Yield: 4 Servings
- 4 lamb kidneys
- 1 cup milk
- 1 cup green lentils
- 1 onion
- 1 carrot
- 1 bulb garlic, split
- 1 bay leaf
- 1 bunch thyme, tied in a bundle, plus additional branch
- 1 bunch parsley stems, tied with the thyme
- 4 cups chicken stock
- Salt and pepper, to taste
- ½ cup all-purpose flour, seasoned with salt and
- 1 Tablespoon unsalted butter
- 1 clove garlic
- 1½ Tablespoons extra virgin olive oil, plus additional
- ½ cup garlic, slivered
- ¼ teaspoon chili flakes
- ½ cup lemon juice
- 1 cup mint, leaves picked
- Extra virgin olive oil
Soak the kidneys in milk for 2 hours. Remove them
from the milk and rinse in cold running water for 1 hour;
dry the kidneys. Split each one in half; remove and discard
the fibrous membrane from each side of each half.
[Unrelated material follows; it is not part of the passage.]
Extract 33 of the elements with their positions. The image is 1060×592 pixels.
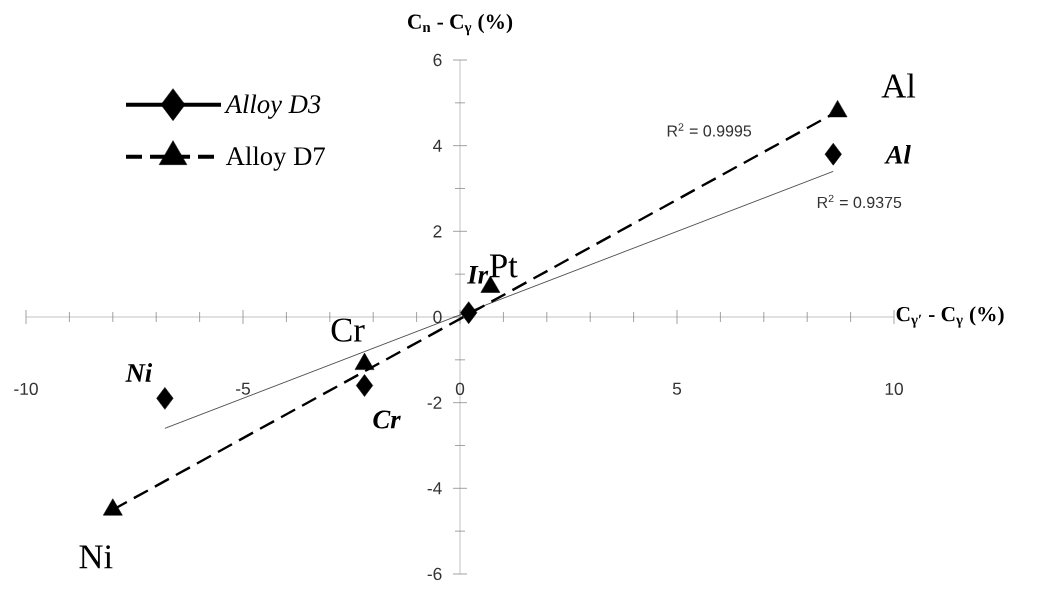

While the kidneys are soaking, rinse the lentils in cold
water. Place them in a non-reactive pot and cover with water;
bring to a boil. Once boiled, strain and rinse them again
with cold water. Place the lentils in a non-reactive pot with
the whole onion, carrot, split garlic head, bay leaf, and
tied herb bundle; cover with the chicken stock. Cook the lentils
slowly until they are tender, approximately 20-25 minutes.
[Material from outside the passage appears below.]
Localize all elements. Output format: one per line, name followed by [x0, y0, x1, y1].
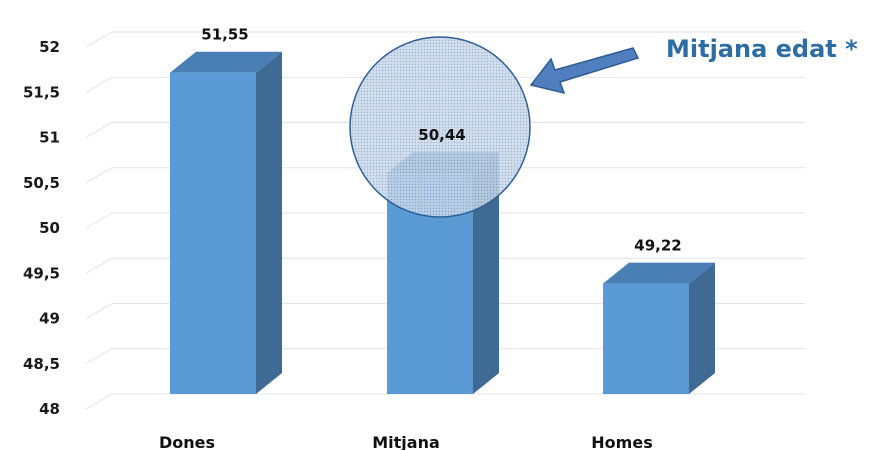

Once tender, remove the vegetables and allow the lentils to
cool in their cooking liquid. Strain the lentils and discard
the cooking liquid.
Season the kidney halves with salt and pepper; lightly dust
with the seasoned flour. Heat butter in a pan. Crack the garlic
clove into the pan and add the remaining thyme branch; sizzle
for 1 minute and then add the kidneys. Sear both sides of
each kidney half until golden brown and medium-rare, or approximately
3 minutes total cooking time. In another pan, heat olive oil
and sizzle the slivered garlic and chili flakes. Add the lentils
and toss gently to incorporate. Deglaze the pan with lemon
juice, season with salt and pepper, and toss in the torn mint.
To Assemble and Serve:
Place the spicy lentils on warmed serving plates. On each
plate, lay 2 kidney halves on top of the lentils; drizzle
with extra virgin olive oil and serve immediately.
This dish lends itself well to earthy, textured white
wines, according to sommelier Ed Ruiz of Incanto.
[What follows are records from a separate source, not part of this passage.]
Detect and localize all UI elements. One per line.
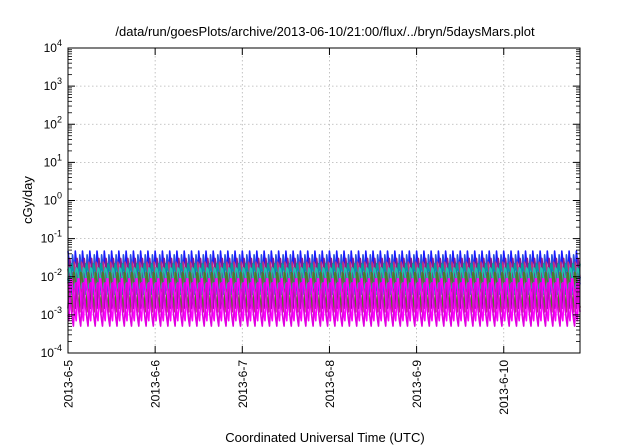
x-tick-label: 2013-6-6 xyxy=(149,360,163,408)
y-tick-label: 10-4 xyxy=(41,343,62,360)
series-layer xyxy=(67,250,581,327)
y-tick-label: 10-2 xyxy=(41,267,62,284)
y-tick-label: 102 xyxy=(44,114,62,131)
y-tick-label: 10-3 xyxy=(41,305,62,322)
y-tick-label: 104 xyxy=(44,38,62,55)
x-axis-label: Coordinated Universal Time (UTC) xyxy=(225,430,424,445)
x-tick-label: 2013-6-9 xyxy=(410,360,424,408)
x-tick-label: 2013-6-5 xyxy=(62,360,76,408)
x-tick-label: 2013-6-10 xyxy=(497,360,511,415)
series-line xyxy=(67,281,581,327)
y-axis-label: cGy/day xyxy=(20,176,35,224)
y-tick-label: 100 xyxy=(44,191,62,208)
y-tick-labels: 10-4 10-3 10-2 10-1 100 101 102 103 104 xyxy=(41,38,62,360)
y-tick-label: 103 xyxy=(44,76,62,93)
axis-ticks xyxy=(67,47,580,354)
series-line xyxy=(67,277,580,322)
x-tick-label: 2013-6-7 xyxy=(236,360,250,408)
x-tick-labels: 2013-6-5 2013-6-6 2013-6-7 2013-6-8 2013-6-9… xyxy=(62,360,512,415)
x-tick-label: 2013-6-8 xyxy=(323,360,337,408)
y-tick-label: 10-1 xyxy=(41,229,62,246)
y-tick-label: 101 xyxy=(44,152,62,169)
chart-title: /data/run/goesPlots/archive/2013-06-10/2… xyxy=(115,24,535,39)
Greco from a good producer in Campania, such as Terredora,
is a natural fit. Another wine that comes to mind is Semillion
from Australia. The goal is to match the earthiness of this
dish to a wine with earth tones and enough acidity to cleanse
the palate. If you prefer red wine, try something with the
Sant’Antimo designation made from Sangiovese Grosso,
usually blended with a bit of Cabernet Sauvignon. The Ferris
notes in these wines are a natural with the kidneys.